Today my little guy turns two and along with the celebration of how beautifully he’s growing, I find myself a little sad that we don’t really have a “baby” in the house any more, at least for a while. Thinking back to what was going on two years ago, I can hardly believe it’s been so long, though I can barely remember life without him.
Two years ago, Velvel was born in the midst of the high holiday season and the beginning of the school year. Throughout the pregnancy, I tried to stave off worries about how his birth, whenever it happened, would fit in with the regularly scheduled events of the season. And, like we did with Zalmen, instead of revealing the exact “estimated due date,” we told people, “early September – before the holidays.”
As his birth came closer, I thought early thoughts, hoping he would give us more time to get to know him before other things started competing for attention. I worried about whether the bris would fall on Rosh Hashana, or even if he would be born on the holiday itself. As a cantor in a synagogue, there are three days a year my husband really can’t miss work, and two were well within range of the baby’s estimated due date! So a chunk of my energy went into willing the birth to happen at a convenient time (a spin on the traditional blessing b’sha’ah tovah – at a good time).
As it turns out, Velvel wasn’t thinking those early thoughts along with me, and he arrived in my forty-first week, four days before the new year. I spent my first ever Rosh Hashana at home on the couch. We had a bris between Rosh Hashana and Yom Kippur. And on Yom Kippur, I ventured out in public for the first time with Velvel, spending much of my time focused more on the baby than the prayers. I’m going to have to be vigilant not to let the holidays overshadow Velvel’s birthday as he grows up. In the year he was born, it felt more the other way around.
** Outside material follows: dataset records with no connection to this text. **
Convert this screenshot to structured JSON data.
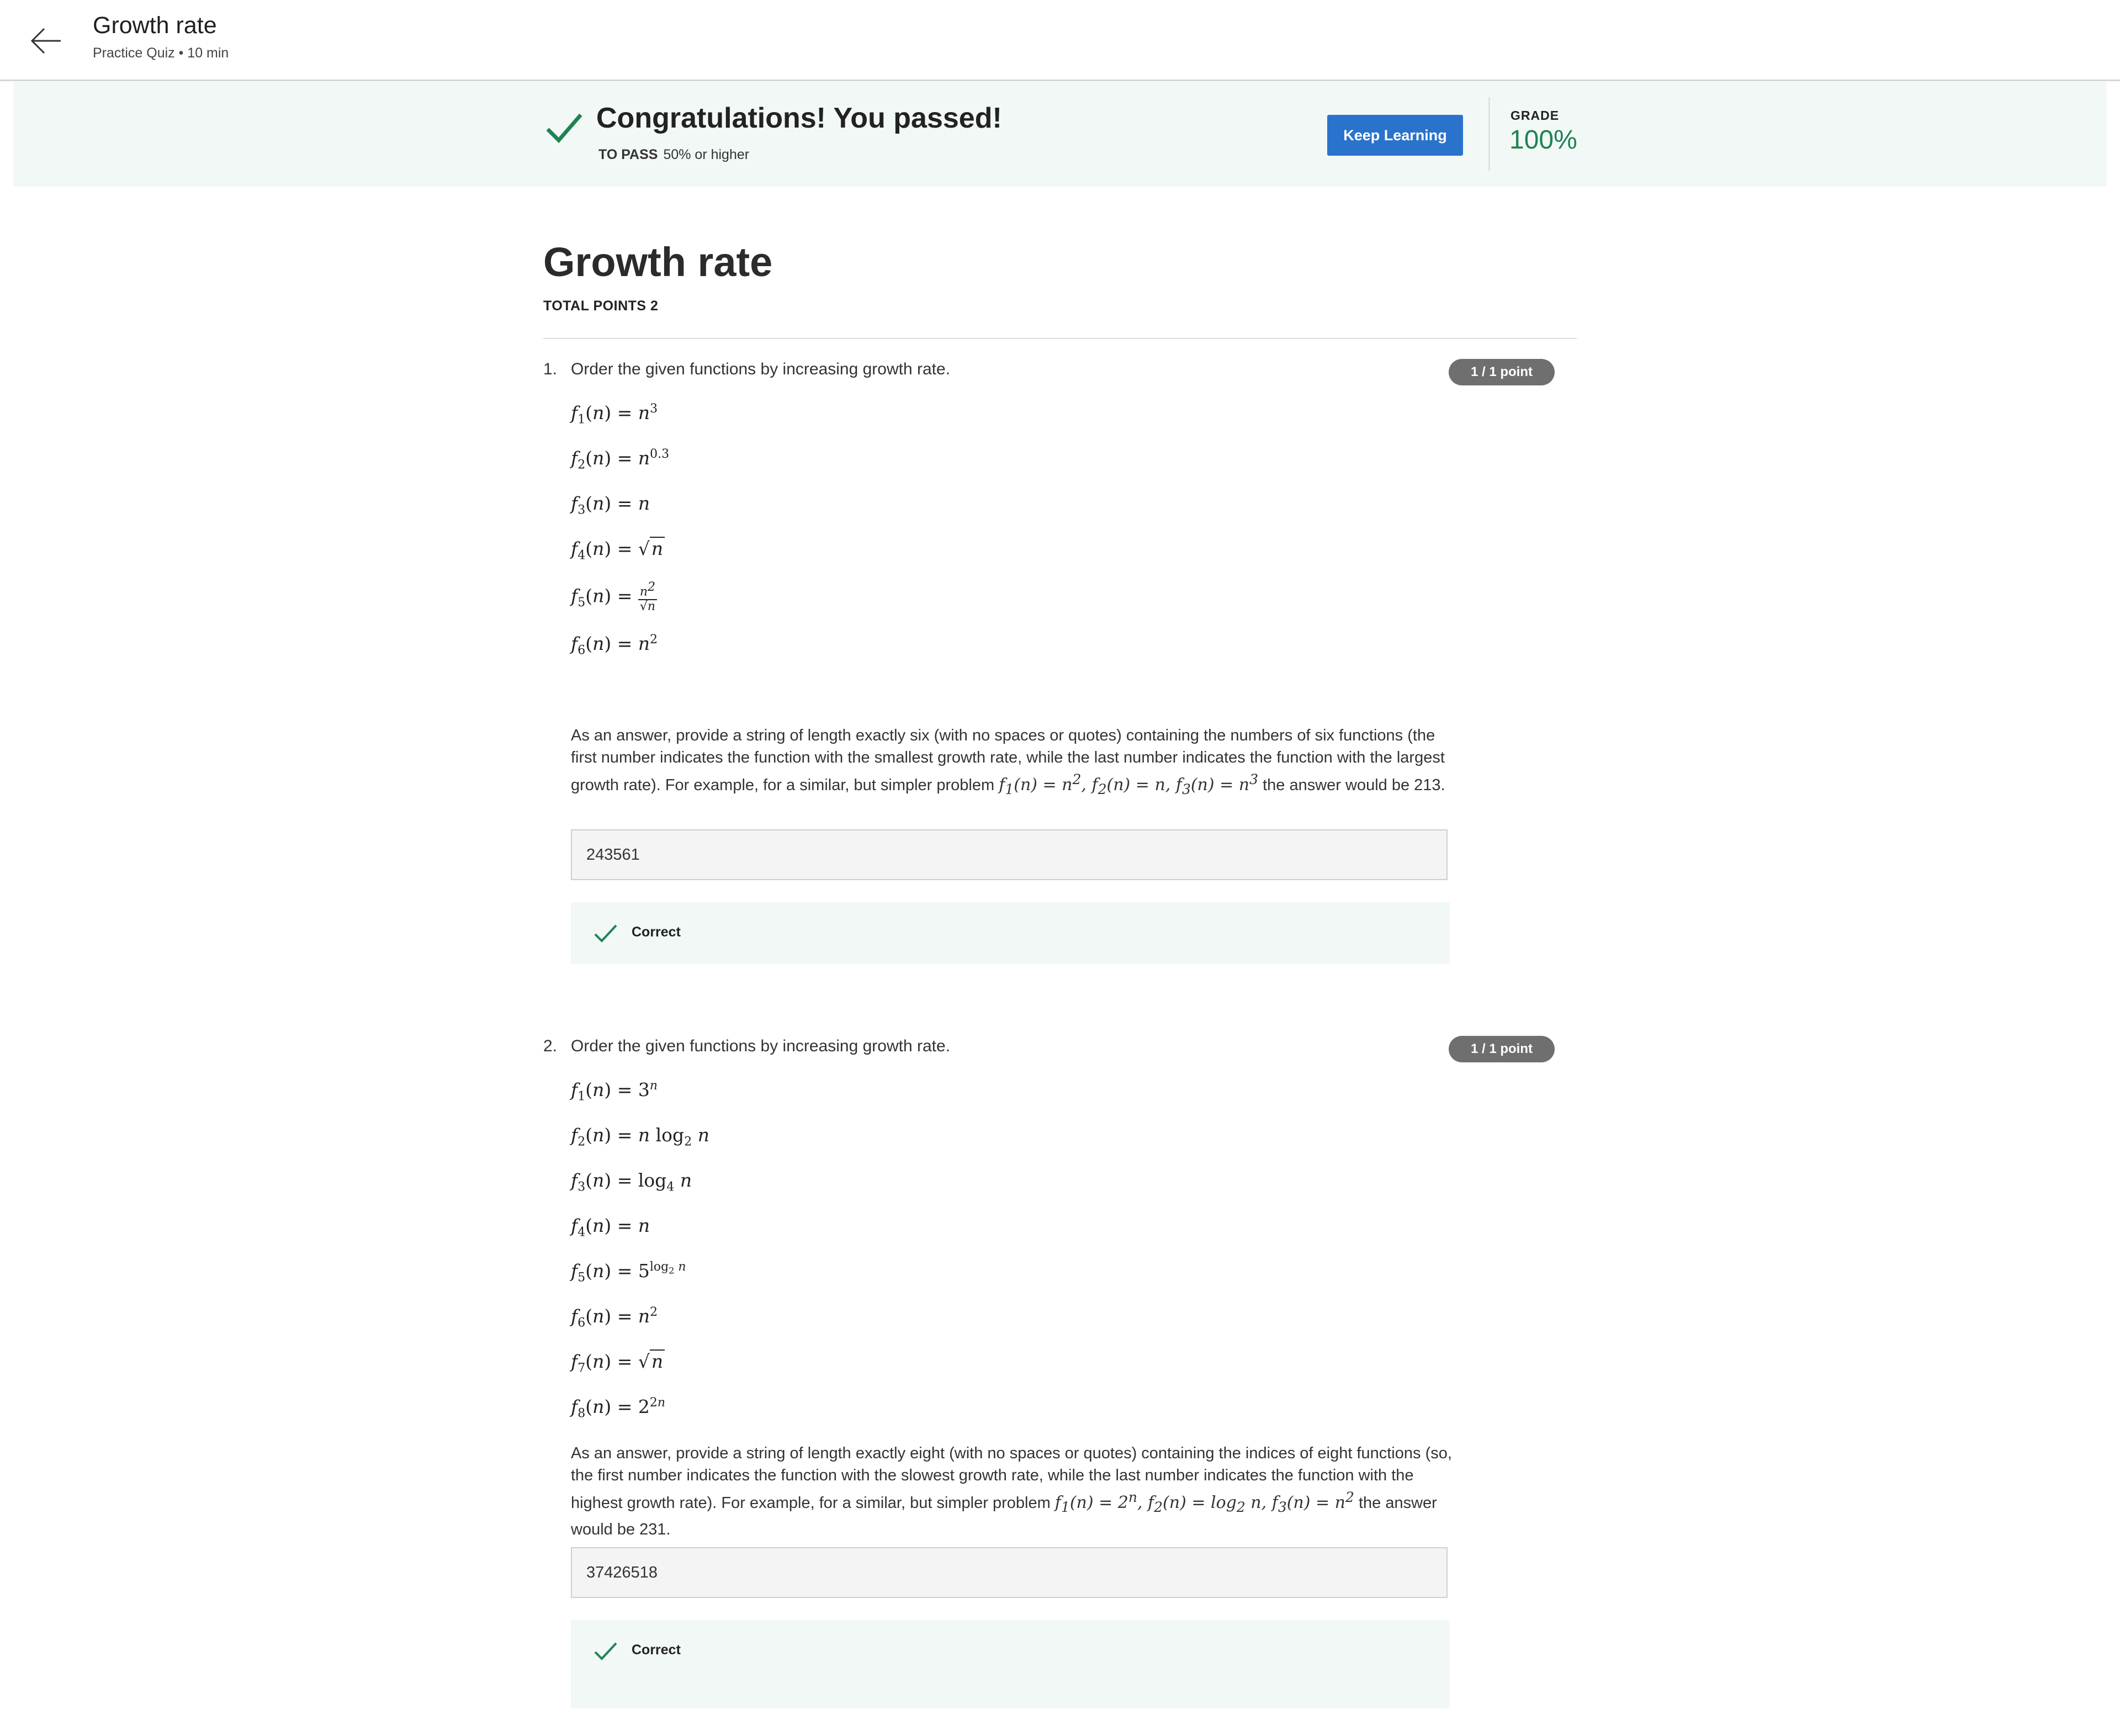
{
  "header": {
    "back_icon": "arrow-left-icon",
    "title": "Growth rate",
    "subtitle": "Practice Quiz • 10 min"
  },
  "banner": {
    "check_icon": "checkmark-icon",
    "title": "Congratulations! You passed!",
    "to_pass_label": "TO PASS",
    "to_pass_value": "50% or higher",
    "keep_learning": "Keep Learning",
    "grade_label": "GRADE",
    "grade_value": "100%",
    "accent_color": "#1f8354",
    "button_color": "#2a73cc"
  },
  "quiz": {
    "title": "Growth rate",
    "total_points": "TOTAL POINTS 2",
    "questions": [
      {
        "number": "1.",
        "prompt": "Order the given functions by increasing growth rate.",
        "points": "1 / 1 point",
        "formulas": [
          "f1(n) = n^3",
          "f2(n) = n^0.3",
          "f3(n) = n",
          "f4(n) = √n",
          "f5(n) = n^2/√n",
          "f6(n) = n^2"
        ],
        "instructions_a": "As an answer, provide a string of length exactly six (with no spaces or quotes) containing the numbers of six functions (the first number indicates the function with the smallest growth rate, while the last number indicates the function with the largest growth rate). For example, for a similar, but simpler problem",
        "instructions_b": "the answer would be 213.",
        "answer": "243561",
        "result": "Correct"
      },
      {
        "number": "2.",
        "prompt": "Order the given functions by increasing growth rate.",
        "points": "1 / 1 point",
        "formulas": [
          "f1(n) = 3^n",
          "f2(n) = n log2 n",
          "f3(n) = log4 n",
          "f4(n) = n",
          "f5(n) = 5^(log2 n)",
          "f6(n) = n^2",
          "f7(n) = √n",
          "f8(n) = 2^(2n)"
        ],
        "instructions_a": "As an answer, provide a string of length exactly eight (with no spaces or quotes) containing the indices of eight functions (so, the first number indicates the function with the slowest growth rate, while the last number indicates the function with the highest growth rate). For example, for a similar, but simpler problem",
        "instructions_b": "the answer would be 231.",
        "answer": "37426518",
        "result": "Correct"
      }
    ]
  }
}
But along with the challenges of a September birth, come some unique blessings – the blessings of starting a new life, a new stage, a new family configuration, at a time already designated for reflection and new beginnings. The energy that I wasn’t devoting to willing the birth to come sooner went largely toward reflections on all the newness, changes and adjustments that the year would bring — becoming a mother of two, guiding my toddler through the transition to “big brother,” finishing school with baby in tow, and starting some sort of rabbinic work. In reality, the anticipation of and adjustment to a new baby meshed beautifully with the spiritual preparation and transformation we’re supposed to experience on the high holidays. At the time I felt a bit like I had missed the holidays, absorbed in my focus on the baby. Looking back, I realize that I experienced the holidays through Velvel’s birth.